Aleluya, aleluya, aleluya.

El Hijo del hombre,
ha venido a servir,
quien quiera ser grande
se haga siervo de todos.

Aleluya, aleluya, aleluya.

Con el capítulo siete entramos de pleno en la explicación del título de «sumo sacerdote» que el autor dio a Jesús. Partiendo del texto del Génesis, el autor deduce que Melquisedec, por su dignidad sacerdotal, es superior a Abrahán hasta el punto que este último debió pagar el diezmo al sacerdote. Así pues, Melquisedec es visto como una anticipación de Jesús, cuyo sacerdocio sigue su línea. El autor quiere subrayar que el sacerdocio de Jesús no solo es anterior al sacerdocio levítico, sino que es incluso superior porque Jesús lleva a los hombres a la perfección, a la salvación eterna, en el santuario celestial ante la presencia del mismo Dios. Es el sacerdocio «perfecto», el que necesitábamos. Cristo es «santo, inocente, incontaminado, apartado de los pecadores, encumbrado sobre los cielos»; ni la ley mosaica ni la descendencia levítica tenían el poder de llevar a los hombres a dicha «perfección». Por eso, hoy ya no necesitamos multiplicar sacerdotes y mediadores para llegar hasta Dios: el nuevo «sacerdote», Jesucristo, nos lleva ante Dios directamente. El antiguo pacto ha sido sustituido por uno nuevo y «mejor», el pacto establecido con Jesús. Y ya no hace falta ni siquiera multiplicar los sacrificios, como sucedía con el sacerdocio levítico. Jesús ofreció su sacrificio de una vez por todas: él «no tiene necesidad de ofrecer sacrificios cada día como aquellos sumos sacerdotes, primero por sus propios pecados, luego por los del pueblo; y esto lo realizó de una vez para siempre, ofreciéndose a sí mismo». Es un sacerdocio sustancial, no ritual, porque Jesús ha entrado en el sacerdocio a través del sacrificio personal: se ofreció a sí mismo como víctima y fue llevado hasta el cielo, convirtiéndose al mismo tiempo en altar, víctima y sacerdote, como canta la liturgia de la Iglesia. Nosotros, los cristianos, uniéndonos al «sacrificio» Cristo, es decir, convirtiéndonos nosotros también en altares, víctimas y sacerdotes, entramos directamente en relación con Dios. Es el pueblo santo y sacerdotal del que habla el Nuevo Testamento, que ofrece a Dios un culto espiritual de su agrado.
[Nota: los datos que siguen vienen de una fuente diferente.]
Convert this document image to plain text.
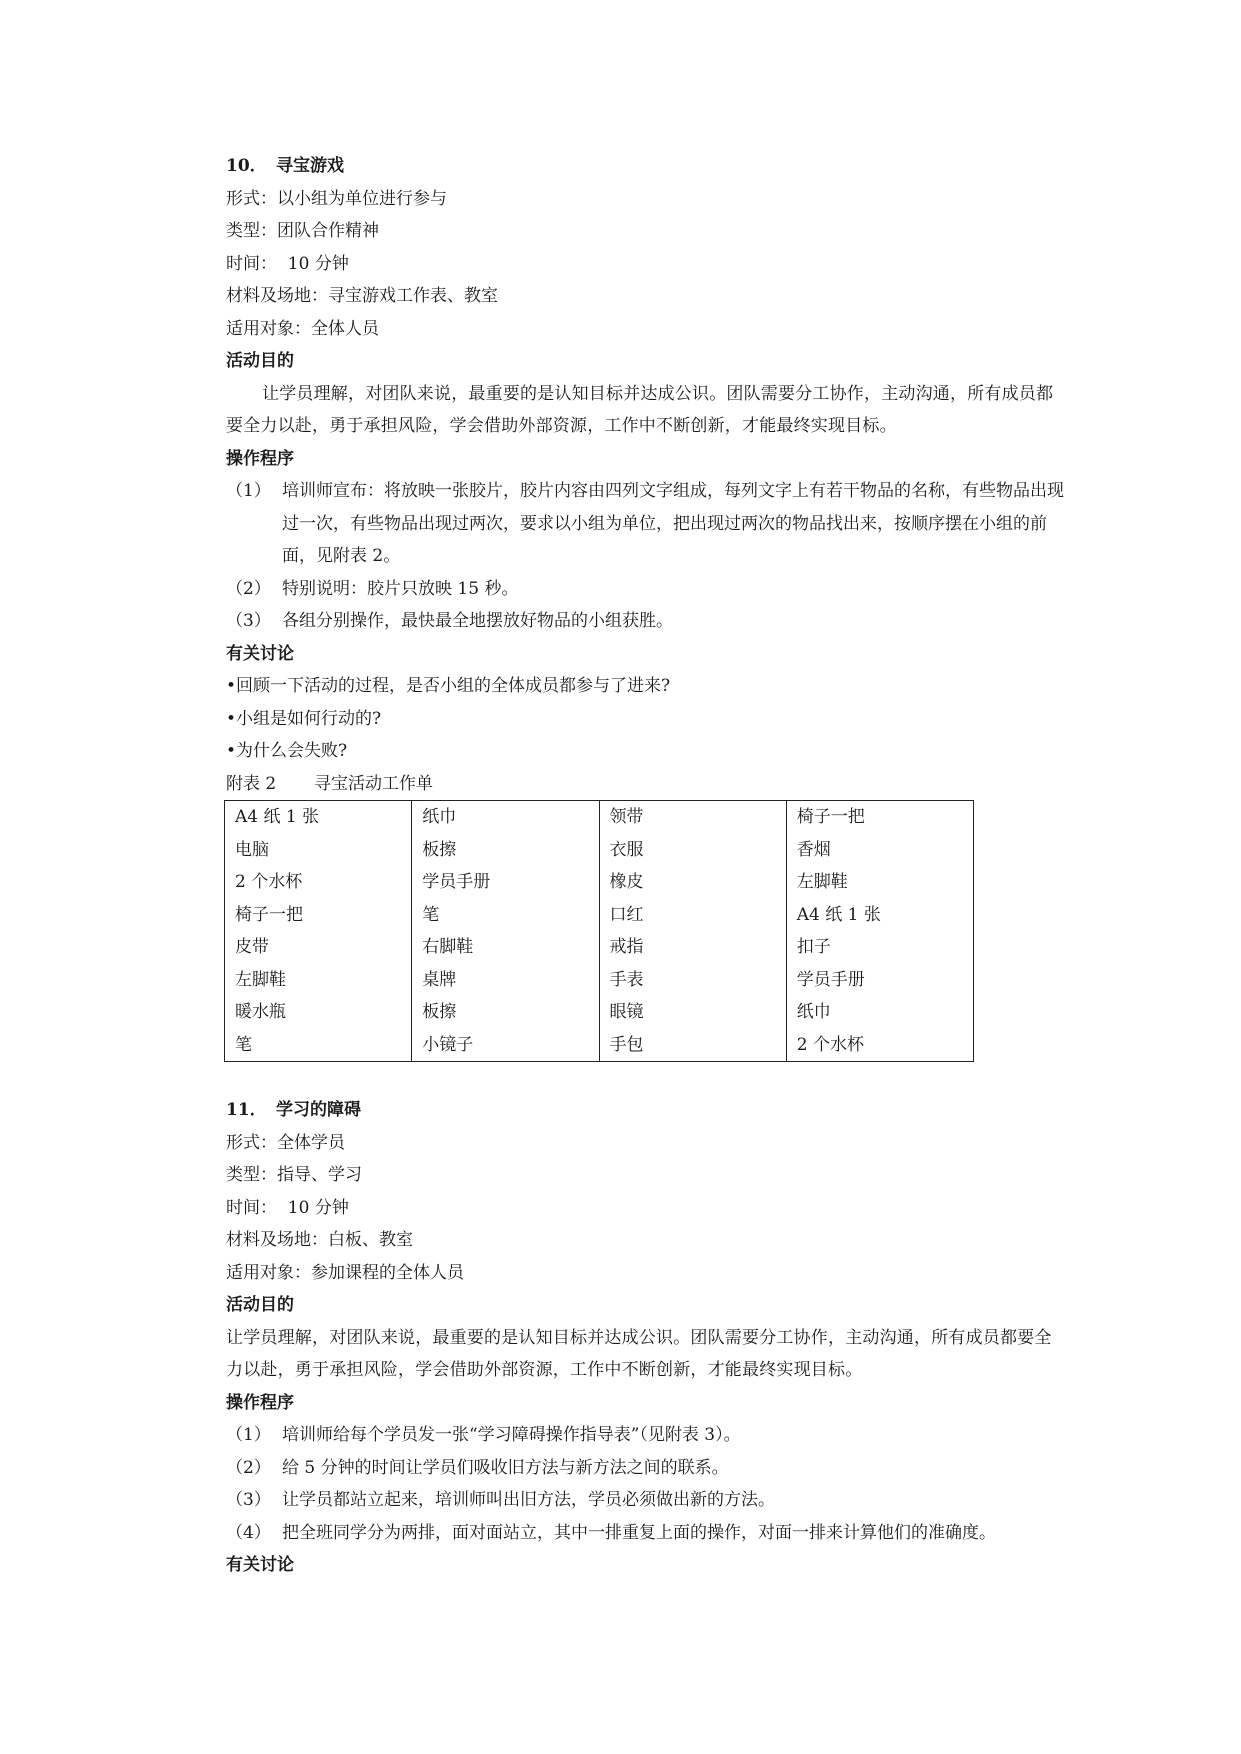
10． 寻宝游戏
形式：以小组为单位进行参与
类型：团队合作精神
时间：  10 分钟
材料及场地：寻宝游戏工作表、教室
适用对象：全体人员
活动目的
让学员理解，对团队来说，最重要的是认知目标并达成公识。团队需要分工协作，主动沟通，所有成员都要全力以赴，勇于承担风险，学会借助外部资源，工作中不断创新，才能最终实现目标。
操作程序
（1） 培训师宣布：将放映一张胶片，胶片内容由四列文字组成，每列文字上有若干物品的名称，有些物品出现过一次，有些物品出现过两次，要求以小组为单位，把出现过两次的物品找出来，按顺序摆在小组的前面，见附表 2。
（2） 特别说明：胶片只放映 15 秒。
（3） 各组分别操作，最快最全地摆放好物品的小组获胜。
有关讨论
•回顾一下活动的过程，是否小组的全体成员都参与了进来?
•小组是如何行动的?
•为什么会失败?
附表 2 寻宝活动工作单
A4 纸 1 张	纸巾	领带	椅子一把
电脑	板擦	衣服	香烟
2 个水杯	学员手册	橡皮	左脚鞋
椅子一把	笔	口红	A4 纸 1 张
皮带	右脚鞋	戒指	扣子
左脚鞋	桌牌	手表	学员手册
暖水瓶	板擦	眼镜	纸巾
笔	小镜子	手包	2 个水杯
11． 学习的障碍
形式：全体学员
类型：指导、学习
时间：  10 分钟
材料及场地：白板、教室
适用对象：参加课程的全体人员
活动目的
让学员理解，对团队来说，最重要的是认知目标并达成公识。团队需要分工协作，主动沟通，所有成员都要全力以赴，勇于承担风险，学会借助外部资源，工作中不断创新，才能最终实现目标。
操作程序
（1） 培训师给每个学员发一张“学习障碍操作指导表”（见附表 3）。
（2） 给 5 分钟的时间让学员们吸收旧方法与新方法之间的联系。
（3） 让学员都站立起来，培训师叫出旧方法，学员必须做出新的方法。
（4） 把全班同学分为两排，面对面站立，其中一排重复上面的操作，对面一排来计算他们的准确度。
有关讨论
La oración es el corazón de la vida de la Comunidad de Sant’Egidio, su primera “obra”. Cuando termina el día todas las Comunidades, tanto si son grandes como si son pequeñas, se reúnen alrededor del Señor para escuchar su Palabra y dirigirse a Él en su invocación. Los discípulos no pueden sino estar a los pies de Jesús, como María de Betania, para elegir la “mejor parte” (Lc 10,42) y aprender de Él sus mismos sentimientos (cfr. Flp 2,5).

Siempre que la Comunidad vuelve al Señor, hace suya la súplica del discípulo anónimo: “¡Señor, enséñanos a orar” (Lc 11,1). Y Jesús, maestro de oración, continúa contestando: “Cuando oréis, decid: Abbá, Padre”.

Cuando oramos, aunque lo hagamos dentro de nuestro corazón, nunca estamos aislados ni somos huérfanos, porque somos en todo momento miembros de la familia del Señor. En la oración común se ve claramente, además del misterio de la filiación, el de la fraternidad.

Las Comunidades de Sant'Egidio que hay por el mundo se reúnen en los distintos lugares que destinan a la oración y presentan al Señor las esperanzas y los dolores de los hombres y mujeres “vejados y abatidos” de los que habla el Evangelio (Mt 9,37). En aquella gente de entonces se incluyen los habitantes de las ciudades contemporáneas, los pobres que son marginados de la vida, todos aquellos que esperan que alguien les contrate (cfr. Mt 20).

La oración común recoge el grito, la aspiración, el deseo de paz, de curación, de sentido de la vida y de salvación que hay en los hombres y las mujeres de este mundo. La oración nunca es vacía. Sube incesante al Señor para que el llanto se transforme en alegría, la desesperación en felicidad, la angustia en esperanza y la soledad en comunión. Y para que el Reino de Dios llegue pronto a los hombres.